Article

Our Own Class Notes 19

March 1943
Article
Our Own Class Notes 19
March 1943

Secretary, COREY FORD

OUR PERIPATETIC CLASS OF 19— is' able to report what is probably the coldest Class Reunion in Dartmouth history. It was held in the middle of Alaska, and was a sort of Army Air Forces reunion, as a matter of fact: our own Class (100% attendance as usual) was augmented by the presence of Capt. Bob ("Sourdough") McKennan '25, Major Gail Borden '26, and Sc. Lt. Robert Leske '41. The temperature was seventy below zero, and it was so cold that instead of pouring a hooker of Scotch we just peeled the glass off the bottle, sliced the quart into thin strips, and ate it like sausage.

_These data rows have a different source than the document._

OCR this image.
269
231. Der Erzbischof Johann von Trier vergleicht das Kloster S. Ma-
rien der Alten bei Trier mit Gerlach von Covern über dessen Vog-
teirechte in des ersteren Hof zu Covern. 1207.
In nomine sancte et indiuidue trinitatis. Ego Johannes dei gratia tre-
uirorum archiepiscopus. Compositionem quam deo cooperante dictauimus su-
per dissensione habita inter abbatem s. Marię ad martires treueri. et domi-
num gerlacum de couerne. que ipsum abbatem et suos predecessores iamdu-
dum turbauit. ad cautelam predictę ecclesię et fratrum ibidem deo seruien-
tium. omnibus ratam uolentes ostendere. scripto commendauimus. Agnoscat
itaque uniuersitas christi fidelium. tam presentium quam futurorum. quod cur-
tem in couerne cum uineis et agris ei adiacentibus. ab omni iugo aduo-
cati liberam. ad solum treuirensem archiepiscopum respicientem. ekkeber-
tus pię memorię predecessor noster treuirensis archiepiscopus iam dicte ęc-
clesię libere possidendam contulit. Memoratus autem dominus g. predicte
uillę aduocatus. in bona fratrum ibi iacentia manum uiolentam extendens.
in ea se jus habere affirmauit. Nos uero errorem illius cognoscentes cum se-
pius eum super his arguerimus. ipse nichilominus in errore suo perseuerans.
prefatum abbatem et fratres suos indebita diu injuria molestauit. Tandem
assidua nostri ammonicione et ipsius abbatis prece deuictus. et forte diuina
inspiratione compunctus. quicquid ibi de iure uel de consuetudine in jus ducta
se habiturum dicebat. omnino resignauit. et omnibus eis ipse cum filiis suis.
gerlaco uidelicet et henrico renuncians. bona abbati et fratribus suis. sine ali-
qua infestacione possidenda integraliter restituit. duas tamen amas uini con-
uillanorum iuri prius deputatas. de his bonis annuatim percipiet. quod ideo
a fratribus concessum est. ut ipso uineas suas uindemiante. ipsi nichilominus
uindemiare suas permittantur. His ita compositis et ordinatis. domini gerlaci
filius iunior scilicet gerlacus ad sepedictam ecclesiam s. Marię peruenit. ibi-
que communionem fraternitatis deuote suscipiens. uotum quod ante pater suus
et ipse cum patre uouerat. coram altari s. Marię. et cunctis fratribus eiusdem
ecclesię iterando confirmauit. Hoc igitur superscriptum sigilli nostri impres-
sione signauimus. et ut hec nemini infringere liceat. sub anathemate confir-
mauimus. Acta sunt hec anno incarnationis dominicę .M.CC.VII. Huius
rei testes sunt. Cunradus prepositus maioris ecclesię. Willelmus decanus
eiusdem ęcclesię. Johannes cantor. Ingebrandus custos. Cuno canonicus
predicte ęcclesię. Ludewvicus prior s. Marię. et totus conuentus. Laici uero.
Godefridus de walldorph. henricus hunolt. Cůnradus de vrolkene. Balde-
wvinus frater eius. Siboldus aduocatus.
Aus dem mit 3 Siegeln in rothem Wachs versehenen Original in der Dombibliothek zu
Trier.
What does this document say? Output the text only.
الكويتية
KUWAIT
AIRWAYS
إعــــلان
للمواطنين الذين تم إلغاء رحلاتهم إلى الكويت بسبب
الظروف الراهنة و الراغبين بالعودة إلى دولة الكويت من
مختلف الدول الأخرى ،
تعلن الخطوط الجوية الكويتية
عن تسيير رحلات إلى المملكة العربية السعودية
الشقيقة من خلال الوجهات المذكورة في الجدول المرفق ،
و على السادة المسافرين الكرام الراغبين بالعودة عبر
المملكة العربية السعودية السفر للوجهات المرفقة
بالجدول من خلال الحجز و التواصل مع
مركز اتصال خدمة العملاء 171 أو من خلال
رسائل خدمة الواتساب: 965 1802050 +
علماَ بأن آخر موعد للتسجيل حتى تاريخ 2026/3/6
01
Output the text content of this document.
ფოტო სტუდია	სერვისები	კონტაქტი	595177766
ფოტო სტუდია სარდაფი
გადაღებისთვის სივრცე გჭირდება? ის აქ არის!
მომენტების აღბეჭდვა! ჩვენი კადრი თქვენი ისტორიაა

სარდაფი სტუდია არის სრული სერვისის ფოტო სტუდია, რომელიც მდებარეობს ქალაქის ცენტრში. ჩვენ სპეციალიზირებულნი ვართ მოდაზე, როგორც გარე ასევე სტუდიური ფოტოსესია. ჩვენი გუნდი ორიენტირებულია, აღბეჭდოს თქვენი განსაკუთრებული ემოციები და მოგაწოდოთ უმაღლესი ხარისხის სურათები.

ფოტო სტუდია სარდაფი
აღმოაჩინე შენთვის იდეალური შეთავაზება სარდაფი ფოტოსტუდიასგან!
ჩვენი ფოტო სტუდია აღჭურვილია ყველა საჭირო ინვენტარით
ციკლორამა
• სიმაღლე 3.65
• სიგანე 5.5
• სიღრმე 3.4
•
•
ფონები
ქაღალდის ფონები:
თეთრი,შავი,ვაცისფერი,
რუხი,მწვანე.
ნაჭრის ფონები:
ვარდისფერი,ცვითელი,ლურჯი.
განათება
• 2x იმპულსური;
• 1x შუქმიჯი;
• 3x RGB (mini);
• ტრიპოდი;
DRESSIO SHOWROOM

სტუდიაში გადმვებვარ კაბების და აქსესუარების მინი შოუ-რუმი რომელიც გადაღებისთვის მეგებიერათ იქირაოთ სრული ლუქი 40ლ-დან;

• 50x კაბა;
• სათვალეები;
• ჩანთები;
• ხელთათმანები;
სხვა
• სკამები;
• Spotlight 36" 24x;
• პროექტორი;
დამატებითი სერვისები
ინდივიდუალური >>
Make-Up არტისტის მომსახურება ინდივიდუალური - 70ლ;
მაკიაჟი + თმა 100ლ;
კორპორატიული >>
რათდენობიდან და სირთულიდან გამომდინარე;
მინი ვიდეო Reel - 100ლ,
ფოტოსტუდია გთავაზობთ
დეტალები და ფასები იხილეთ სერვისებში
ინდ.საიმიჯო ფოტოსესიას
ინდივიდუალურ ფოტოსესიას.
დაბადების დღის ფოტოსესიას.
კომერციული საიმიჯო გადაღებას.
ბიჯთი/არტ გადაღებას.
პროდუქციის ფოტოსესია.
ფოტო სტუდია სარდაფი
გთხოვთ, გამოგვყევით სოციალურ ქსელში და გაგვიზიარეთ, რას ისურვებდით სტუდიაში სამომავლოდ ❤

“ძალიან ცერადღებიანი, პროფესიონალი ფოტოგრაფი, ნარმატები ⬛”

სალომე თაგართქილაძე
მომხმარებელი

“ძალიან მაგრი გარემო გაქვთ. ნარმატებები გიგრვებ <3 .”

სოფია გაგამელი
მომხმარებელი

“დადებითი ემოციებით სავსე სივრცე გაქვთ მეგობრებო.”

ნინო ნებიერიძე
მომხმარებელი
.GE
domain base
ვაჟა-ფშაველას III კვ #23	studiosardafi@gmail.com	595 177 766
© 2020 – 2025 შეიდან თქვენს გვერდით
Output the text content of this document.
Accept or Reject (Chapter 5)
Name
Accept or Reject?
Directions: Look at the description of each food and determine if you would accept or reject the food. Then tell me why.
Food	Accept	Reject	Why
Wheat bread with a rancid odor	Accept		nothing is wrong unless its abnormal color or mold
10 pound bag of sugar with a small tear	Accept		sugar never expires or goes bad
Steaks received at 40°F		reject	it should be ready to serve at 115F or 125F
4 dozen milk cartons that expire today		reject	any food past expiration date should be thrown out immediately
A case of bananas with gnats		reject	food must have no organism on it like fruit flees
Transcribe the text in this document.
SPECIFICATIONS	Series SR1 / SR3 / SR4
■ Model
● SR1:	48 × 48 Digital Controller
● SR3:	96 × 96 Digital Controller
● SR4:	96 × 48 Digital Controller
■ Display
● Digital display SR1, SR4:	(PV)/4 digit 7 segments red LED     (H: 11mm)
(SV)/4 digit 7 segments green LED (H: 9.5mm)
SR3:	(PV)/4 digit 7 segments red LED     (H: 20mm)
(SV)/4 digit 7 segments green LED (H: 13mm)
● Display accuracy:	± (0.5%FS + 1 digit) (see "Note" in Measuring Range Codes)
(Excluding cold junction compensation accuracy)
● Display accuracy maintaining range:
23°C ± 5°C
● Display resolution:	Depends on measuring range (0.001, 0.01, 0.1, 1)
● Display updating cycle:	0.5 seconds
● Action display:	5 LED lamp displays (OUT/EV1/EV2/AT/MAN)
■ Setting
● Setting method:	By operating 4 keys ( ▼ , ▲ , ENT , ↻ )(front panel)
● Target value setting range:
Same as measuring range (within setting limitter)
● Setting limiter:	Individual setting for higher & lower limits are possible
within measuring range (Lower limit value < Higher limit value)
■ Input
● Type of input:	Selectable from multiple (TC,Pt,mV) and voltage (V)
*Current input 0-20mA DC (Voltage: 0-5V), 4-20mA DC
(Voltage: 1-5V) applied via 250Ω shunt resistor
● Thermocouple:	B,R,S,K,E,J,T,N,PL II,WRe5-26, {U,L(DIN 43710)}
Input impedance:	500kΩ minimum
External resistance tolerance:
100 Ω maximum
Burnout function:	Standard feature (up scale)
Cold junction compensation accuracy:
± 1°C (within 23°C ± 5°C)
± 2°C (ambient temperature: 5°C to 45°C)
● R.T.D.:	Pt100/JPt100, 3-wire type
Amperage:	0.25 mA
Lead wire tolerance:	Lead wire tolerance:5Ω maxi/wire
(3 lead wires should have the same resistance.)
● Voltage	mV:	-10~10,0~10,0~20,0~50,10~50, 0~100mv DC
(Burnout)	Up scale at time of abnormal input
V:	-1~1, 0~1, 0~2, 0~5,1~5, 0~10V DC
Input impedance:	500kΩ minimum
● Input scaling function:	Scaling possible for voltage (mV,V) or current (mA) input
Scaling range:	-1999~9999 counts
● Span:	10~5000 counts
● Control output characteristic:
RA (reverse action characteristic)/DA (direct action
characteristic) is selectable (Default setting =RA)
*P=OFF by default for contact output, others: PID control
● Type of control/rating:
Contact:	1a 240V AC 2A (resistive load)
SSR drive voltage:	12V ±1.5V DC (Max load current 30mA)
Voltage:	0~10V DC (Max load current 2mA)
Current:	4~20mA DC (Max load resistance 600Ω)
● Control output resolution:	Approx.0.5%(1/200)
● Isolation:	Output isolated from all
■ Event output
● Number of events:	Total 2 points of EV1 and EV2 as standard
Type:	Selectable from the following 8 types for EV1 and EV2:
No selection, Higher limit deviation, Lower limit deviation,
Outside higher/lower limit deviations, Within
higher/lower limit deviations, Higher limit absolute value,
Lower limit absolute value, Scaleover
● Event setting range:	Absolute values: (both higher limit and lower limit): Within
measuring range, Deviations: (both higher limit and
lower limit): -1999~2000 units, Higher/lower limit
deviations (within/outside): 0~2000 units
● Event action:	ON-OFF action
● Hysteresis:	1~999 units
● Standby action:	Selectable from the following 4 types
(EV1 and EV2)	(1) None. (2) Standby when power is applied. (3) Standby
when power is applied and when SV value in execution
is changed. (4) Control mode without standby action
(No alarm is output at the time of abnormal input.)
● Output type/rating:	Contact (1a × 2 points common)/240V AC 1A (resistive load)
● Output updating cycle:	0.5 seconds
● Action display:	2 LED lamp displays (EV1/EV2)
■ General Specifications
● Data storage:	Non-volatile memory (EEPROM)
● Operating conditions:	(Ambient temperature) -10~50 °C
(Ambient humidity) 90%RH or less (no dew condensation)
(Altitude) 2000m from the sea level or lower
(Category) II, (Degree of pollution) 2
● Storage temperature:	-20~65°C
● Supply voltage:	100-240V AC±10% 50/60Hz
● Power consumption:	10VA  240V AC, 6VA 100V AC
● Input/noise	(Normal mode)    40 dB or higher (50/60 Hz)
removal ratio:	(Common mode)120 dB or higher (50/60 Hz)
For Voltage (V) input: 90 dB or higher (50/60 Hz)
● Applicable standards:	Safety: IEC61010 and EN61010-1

Maybe our class is understandably prejudiced toward pilots, anyway; but our experience out in the combat theater with the men who fly our fighters and bombers, in the face of the Japs and the fabulously foul Aleutian weather, convinced us that they are doing a pretty historic job. You realize the responsibility of the home front toward these men; and you wish that the strikers and absentees in our defense plants, and our business-as-usual-businessmen, and our labor leaders and Farm Bloc leaders and conniving congressmen and Black Market patrons and all the rest could take a trip over Kiska in a bomber just once, and see what these men in the Air Forces go through every day

Maybe it's because our class is air-minded that we got a special kick out of the formation of an A.A.F. Dartmouth College Unit, now in training at Nashville, which we believe to be the first of its kind in the Air Forces. Our entire Class of 19— rises as one to congratulate this Unit, and wish them all the luck in the world, and hope they all fly together and all fly home together when it's over.